兵庫・小野高、慶大で活躍し、東京六大学リーグ戦では早大・和田毅(ソフトバンク)と真剣勝負を演じた元フジテレビアナウンサーで現スポーツアンカーの田中大貴は、1980年生まれの「松坂世代」の1人。そんな野球人・田中が、同年代の選手たちをプロ野球現場の最前線で取材した至極のエピソードを、コラムにして綴る連載第25回です。 3年春のセンバツでは1回戦敗退も「一番・遊撃手」で出場し、先制タイムリーを放っている
地方の公立からプロへ。まさに私の理想の形
22年前の夏の終わりの打球音と、見事な放物線が今も忘れられずにいます。兵庫県西宮市、関西学院大野球部のグラウンド。バットがボールをとらえた瞬間、あっという間に左中間へ。次の打球も、その次の打球も。まるでリプレー映像でも見ているかのように、快音とともに外野の間を抜けていきます。打撃フォームは美しく、しなやか。均整のとれた体つきの彼は、シートノックでも動きは軽快で、肩の強さも抜群でした。
「あれは誰?」
「どこの高校?」
「すごいな、あのショート」
「打球が全然ちゃうやん、あのバッター」
練習会に参加していた高校球児たちがこぞって、こんなリアクションを見せていたのをよく覚えています。高校3年生だった私も夏の大会が終わり、同じ練習会に参加していました。報徳学園高をはじめとした関西の強豪校の有力選手らが顔をそろえていたものの、私が最もインパクトを受けたのが彼の打撃と守備でした。驚いたというより、感動した。そんな印象でした。

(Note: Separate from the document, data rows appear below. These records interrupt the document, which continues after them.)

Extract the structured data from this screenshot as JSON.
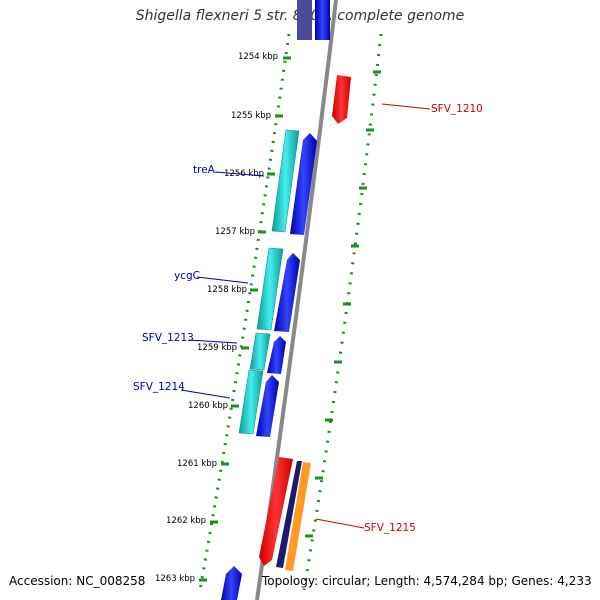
{
  "title": "Shigella flexneri 5 str. 8401, complete genome",
  "footer": {
    "accession": "Accession: NC_008258",
    "summary": "Topology: circular; Length: 4,574,284 bp; Genes: 4,233"
  },
  "ticks": [
    "1254 kbp",
    "1255 kbp",
    "1256 kbp",
    "1257 kbp",
    "1258 kbp",
    "1259 kbp",
    "1260 kbp",
    "1261 kbp",
    "1262 kbp",
    "1263 kbp"
  ],
  "gene_labels": [
    "treA",
    "ycgC",
    "SFV_1213",
    "SFV_1214",
    "SFV_1210",
    "SFV_1215"
  ],
  "colors": {
    "backbone": "#888888",
    "tick_mark": "#1e8c1e",
    "cds": "#0000ee",
    "gene": "#22cccc",
    "reverse_feature": "#ee0000",
    "dark_feature": "#1a1a6e",
    "orange_feature": "#ff9922",
    "label_left": "#0000aa",
    "label_right": "#cc0000"
  }
}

「あの選手は誰ですか?」と関西学大関係者に聞きに行くと、「あれは福岡の進学校、東筑の
井生崇光という選手だよ。プロも注目する選手」と教えてもらいました。
胸に「TOCHIKU」と書かれた白とえんじのユニフォーム。福岡県でも指折りの進学校であり、公立高校でありながら県内有数の野球強豪校。「とうちく」の「いおう」。校名も、苗字も当時は読めませんでしたが、このまま互いに大学に進めば、どこかで彼に会うのだろうと思っていました。